For anything beyond this, consult a local licensed electrician.
If this wasn't safe, you couldn't just buy the adapters off the shelf. But you can buy these kinds of adapters:
Your UPS isn't going to draw any more current through a 30A breaker than it does through a 15A or 20A breaker.
All of your circuit breakers are clamped directly onto the fat aluminum buses in your service panel and subpanel(s), which are in turn directly connected to the fat cables that connect directly to the windings on the step-down transformer coil on the pole outside your home or office.
All the devices you plug into the wall, from a tiny 5 watt light bulb to your phone charger to your dishwasher, are directly connected to that transformer outside (which is directly connected to the high voltage power distribution grid).
Essentially all your circuit breakers (or fuses) do is protect the wires downstream from them, by cutting the power when more current passes through them than the wires can carry without getting too hot. Have you ever noticed how thin the high voltage wires on power poles seem to be? They are air-cooled, not closed up inside walls in buildings. Circuit breakers are there to prevent fires. When current gets too high, electrical resistance in the wire increases, the wire gets hot, potentially extremely hot, and buildings burn down.

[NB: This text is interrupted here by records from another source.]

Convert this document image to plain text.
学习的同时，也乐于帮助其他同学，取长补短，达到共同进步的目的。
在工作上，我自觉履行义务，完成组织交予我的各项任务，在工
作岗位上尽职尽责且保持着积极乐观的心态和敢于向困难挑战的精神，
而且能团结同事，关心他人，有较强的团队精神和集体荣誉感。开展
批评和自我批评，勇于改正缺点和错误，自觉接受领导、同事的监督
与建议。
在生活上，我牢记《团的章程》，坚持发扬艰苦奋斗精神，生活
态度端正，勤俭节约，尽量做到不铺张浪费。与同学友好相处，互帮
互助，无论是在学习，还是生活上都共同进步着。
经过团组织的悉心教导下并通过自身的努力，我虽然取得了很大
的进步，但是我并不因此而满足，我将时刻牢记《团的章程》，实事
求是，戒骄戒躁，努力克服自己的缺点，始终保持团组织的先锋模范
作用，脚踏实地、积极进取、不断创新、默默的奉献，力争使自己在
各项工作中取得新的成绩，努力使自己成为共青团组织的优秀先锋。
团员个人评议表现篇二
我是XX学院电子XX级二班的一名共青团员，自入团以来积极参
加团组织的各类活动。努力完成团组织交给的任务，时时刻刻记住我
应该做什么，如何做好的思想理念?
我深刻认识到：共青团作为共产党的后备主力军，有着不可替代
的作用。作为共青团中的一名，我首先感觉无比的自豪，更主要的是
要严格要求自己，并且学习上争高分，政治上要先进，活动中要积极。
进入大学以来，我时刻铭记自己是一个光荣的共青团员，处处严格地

But again, the breaker doesn't affect how much current a device draws. It just cuts the circuit if the cumulative load passing through the breaker is more than the wire is rated to handle. You have a 30A breaker, in this case, protecting #10 wires, so barring some kind of equipment failure you're not going to have a fire.

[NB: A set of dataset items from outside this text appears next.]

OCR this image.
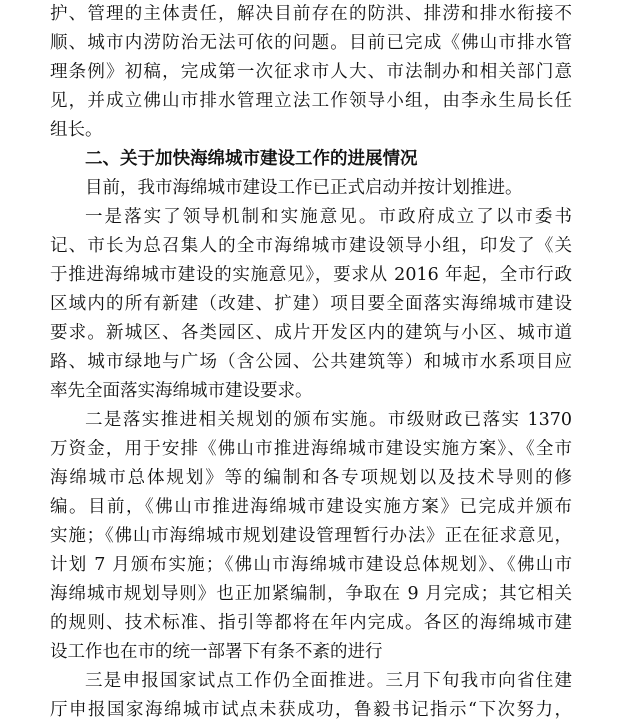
护、管理的主体责任，解决目前存在的防洪、排涝和排水衔接不
顺、城市内涝防治无法可依的问题。目前已完成《佛山市排水管
理条例》初稿，完成第一次征求市人大、市法制办和相关部门意
见，并成立佛山市排水管理立法工作领导小组，由李永生局长任
组长。
二、关于加快海绵城市建设工作的进展情况
目前，我市海绵城市建设工作已正式启动并按计划推进。
一是落实了领导机制和实施意见。市政府成立了以市委书
记、市长为总召集人的全市海绵城市建设领导小组，印发了《关
于推进海绵城市建设的实施意见》，要求从 2016 年起，全市行政
区域内的所有新建（改建、扩建）项目要全面落实海绵城市建设
要求。新城区、各类园区、成片开发区内的建筑与小区、城市道
路、城市绿地与广场（含公园、公共建筑等）和城市水系项目应
率先全面落实海绵城市建设要求。
二是落实推进相关规划的颁布实施。市级财政已落实 1370
万资金，用于安排《佛山市推进海绵城市建设实施方案》、《全市
海绵城市总体规划》等的编制和各专项规划以及技术导则的修
编。目前，《佛山市推进海绵城市建设实施方案》已完成并颁布
实施；《佛山市海绵城市规划建设管理暂行办法》正在征求意见，
计划 7 月颁布实施；《佛山市海绵城市建设总体规划》、《佛山市
海绵城市规划导则》也正加紧编制，争取在 9 月完成；其它相关
的规则、技术标准、指引等都将在年内完成。各区的海绵城市建
设工作也在市的统一部署下有条不紊的进行
三是申报国家试点工作仍全面推进。三月下旬我市向省住建
厅申报国家海绵城市试点未获成功，鲁毅书记指示“下次努力，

And you won't damage your UPS, either, because, the voltage potential on that circuit is 120V, which is exactly what the UPS is designed for. It's only going to pull as much current (Amps) as it's designed for, and also has its own internal overload protection (it's UL listed, right?). You could attach it directly to the bus bars in your service panel and it would function without burning up (not advised for all kinds of other reasons, of course).
The breakers (or fuses) do not modify the power in any way, except possibly through a tiny bit of voltage loss to thermal inefficiency (like how an old incandescent light bulb uses more energy producing heat than it does producing light). The step-down transformer on the pole outside is where the power is modified. That's why you get 120 Volts in your outlets instead of the 17,000 Volts that is energizing the local distribution lines.
GFCI and arc-interrupt breakers don't modify the power that passes through them, either. They just detect and trip the circuit under additional conditions:
GFCI trips the circuit when a sudden voltage imbalance appears between the hot and neutral legs of the circuit, indicating that the juice found an alternative path to ground, which may well be straight through a human being. So GFCI protects against electrocution rather than protecting against fire.
Arc interruption breakers detect when an electrical arc occurs somewhere on the circuit and cut power. Electrical arcs start fires. Arc interrupt breakers are also a pain because they'll cut circuits when you do things like unplug your vacuum cleaner and a little arc occurs inside the wall receptacle as the prongs on the vacuum cleaner's plug break contact with the prongs inside the receptacle. But the electrical code requires them in many instances now.
DO NOT do something like jerry-rig a 120V receptable somewhere downstream on a 240V circuit (the 240V circuit will have 2 120V hot conductors, a ground and usually a neutral unless it is a very old circuit). That neutral wire (or the ground wire if it's an old hot/hot/ground circuit) carries the imbalance of the load between the hot conductors and you don't want to go around intentionally creating imbalanced circuits, and I'm pretty sure the N.E.C. says this is illegal. (EDIT: Actually, a 230/240V circuit will be a little different depending on whether the incoming service is single phase ("Edison") or 3-phase, but this explanation is probably close enough.)
Also, if you have a noisy load like a big motor on that same 30A circuit, it could potentially impact your sensitive electronics (although your UPS might mitigate that, but you could also potentially shorten the life of your UPS).